As Christians who believe that true peace and security comes only at the sovereign and eternal hand of God, we cannot simply take a secular utilitarian, value-less approach to security policy. (In fact, the Old Testament prophets testify to the fact that doing so is an indicator of godlessness on the domestic front.)
For most Evangelicals, the Just War tradition provides a normative set of categories for integrating security and values–and Just War teaching flatly prohibits, among other actions, uses of force which 1) are disproportionate to the conflict, 2) do not discriminate between soldiers and non-combatant, and 3) cause more harm than good. Every conceivable use of nuclear weapons in our present context violates at least one–and in most cases all three–of these criteria.
A single nuclear terrorist attack on a major city would kill between 60,000 and 200,000 people, would contaminate 320 square miles for a generation, and cause the shutdown of the global economy, with massive suffering worldwide. One does not need religion to be horrified by such a scenario. But our Christian conscience must be doubly shocked by the affront to the sanctity of human life, stewardship of creation, and care for the poor that such an attack would constitute.
At the Two Futures Project, we seek to bring glory to God by working in his name to prevent such a scenario. And the best, nonpartisan analysis from security experts says that the only policy prescription to ensure this is to pursue urgent nuclear threat-reduction, guided by the vision of a world without nuclear weapons–a verifiable and technical possibility, and the fondest dream of President Ronald Reagan.

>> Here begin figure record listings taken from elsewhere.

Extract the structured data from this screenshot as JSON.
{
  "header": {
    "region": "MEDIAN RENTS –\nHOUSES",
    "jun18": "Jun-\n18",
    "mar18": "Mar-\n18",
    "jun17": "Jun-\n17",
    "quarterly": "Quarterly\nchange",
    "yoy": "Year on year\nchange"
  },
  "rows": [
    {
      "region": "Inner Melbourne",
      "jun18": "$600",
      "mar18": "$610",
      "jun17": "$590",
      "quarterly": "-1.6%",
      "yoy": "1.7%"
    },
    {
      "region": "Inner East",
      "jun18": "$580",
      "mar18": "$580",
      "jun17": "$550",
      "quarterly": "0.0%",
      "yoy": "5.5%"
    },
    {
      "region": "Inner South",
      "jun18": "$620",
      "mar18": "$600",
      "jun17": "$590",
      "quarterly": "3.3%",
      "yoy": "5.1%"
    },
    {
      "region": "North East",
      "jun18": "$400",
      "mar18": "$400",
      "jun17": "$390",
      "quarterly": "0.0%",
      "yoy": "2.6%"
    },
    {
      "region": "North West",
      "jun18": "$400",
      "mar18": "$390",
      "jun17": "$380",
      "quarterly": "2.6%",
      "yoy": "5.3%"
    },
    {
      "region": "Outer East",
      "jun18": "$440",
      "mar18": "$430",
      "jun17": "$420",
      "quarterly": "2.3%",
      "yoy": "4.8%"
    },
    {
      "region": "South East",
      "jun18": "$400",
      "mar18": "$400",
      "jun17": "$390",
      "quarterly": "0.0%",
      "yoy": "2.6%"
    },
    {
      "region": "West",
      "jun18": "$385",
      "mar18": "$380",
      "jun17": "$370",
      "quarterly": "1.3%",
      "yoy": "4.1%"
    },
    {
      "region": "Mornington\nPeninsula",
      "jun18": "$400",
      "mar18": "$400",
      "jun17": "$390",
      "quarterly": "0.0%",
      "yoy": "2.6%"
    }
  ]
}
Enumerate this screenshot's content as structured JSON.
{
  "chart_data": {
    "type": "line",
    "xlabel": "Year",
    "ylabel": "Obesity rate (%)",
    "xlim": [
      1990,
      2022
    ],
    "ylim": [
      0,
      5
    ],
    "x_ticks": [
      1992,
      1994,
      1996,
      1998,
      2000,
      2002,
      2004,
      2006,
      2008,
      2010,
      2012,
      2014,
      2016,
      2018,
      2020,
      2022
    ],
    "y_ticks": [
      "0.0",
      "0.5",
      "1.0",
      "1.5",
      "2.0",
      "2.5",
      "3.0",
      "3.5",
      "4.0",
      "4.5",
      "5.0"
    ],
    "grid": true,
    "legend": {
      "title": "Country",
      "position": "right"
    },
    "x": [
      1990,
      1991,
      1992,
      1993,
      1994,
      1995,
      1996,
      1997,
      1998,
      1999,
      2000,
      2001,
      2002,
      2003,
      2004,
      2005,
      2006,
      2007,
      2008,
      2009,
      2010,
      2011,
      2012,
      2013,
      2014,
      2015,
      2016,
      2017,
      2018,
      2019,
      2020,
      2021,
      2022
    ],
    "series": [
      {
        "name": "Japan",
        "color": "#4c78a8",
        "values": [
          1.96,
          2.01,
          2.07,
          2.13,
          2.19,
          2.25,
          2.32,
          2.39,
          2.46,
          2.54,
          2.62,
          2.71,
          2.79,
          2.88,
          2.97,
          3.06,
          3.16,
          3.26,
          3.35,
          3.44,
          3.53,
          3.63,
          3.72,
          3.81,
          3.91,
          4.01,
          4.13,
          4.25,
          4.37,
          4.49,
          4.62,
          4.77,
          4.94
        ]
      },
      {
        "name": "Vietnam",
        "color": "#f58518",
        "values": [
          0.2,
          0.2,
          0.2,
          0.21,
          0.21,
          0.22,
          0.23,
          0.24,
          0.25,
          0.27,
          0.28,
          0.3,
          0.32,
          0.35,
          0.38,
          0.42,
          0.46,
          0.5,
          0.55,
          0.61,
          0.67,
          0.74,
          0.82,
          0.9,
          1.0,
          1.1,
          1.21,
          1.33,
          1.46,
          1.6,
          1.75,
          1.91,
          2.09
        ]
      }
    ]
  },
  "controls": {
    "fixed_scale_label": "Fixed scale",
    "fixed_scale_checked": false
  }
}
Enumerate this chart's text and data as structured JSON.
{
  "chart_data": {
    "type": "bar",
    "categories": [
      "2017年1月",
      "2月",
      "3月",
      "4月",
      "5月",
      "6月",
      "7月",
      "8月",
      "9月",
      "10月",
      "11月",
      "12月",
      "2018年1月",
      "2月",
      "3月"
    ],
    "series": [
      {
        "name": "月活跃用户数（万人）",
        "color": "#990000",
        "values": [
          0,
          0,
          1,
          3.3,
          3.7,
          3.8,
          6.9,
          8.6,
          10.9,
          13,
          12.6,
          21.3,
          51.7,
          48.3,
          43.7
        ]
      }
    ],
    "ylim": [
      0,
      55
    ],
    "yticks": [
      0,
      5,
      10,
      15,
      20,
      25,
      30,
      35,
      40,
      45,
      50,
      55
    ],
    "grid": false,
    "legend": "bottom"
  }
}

Now, there are people of goodwill who disagree with this analysis and policy prescriptions. So, let’s have that vigorous and substantive public argument, holding the newspaper in one hand and the Bible in the other. But criticisms that amount to little more than partisan name-calling, often devoid of any substantive knowledge of nuclear policy, are not just pointless–they’re actually dangerous in an issue that holds hostage the well-being of all people on the planet.
Preventing nuclear disaster isn’t a goal of the political left or right. It’s a matter of right and wrong.
The Rev. Tyler Wigg-Stevenson is the founder and director of the Two Futures Project.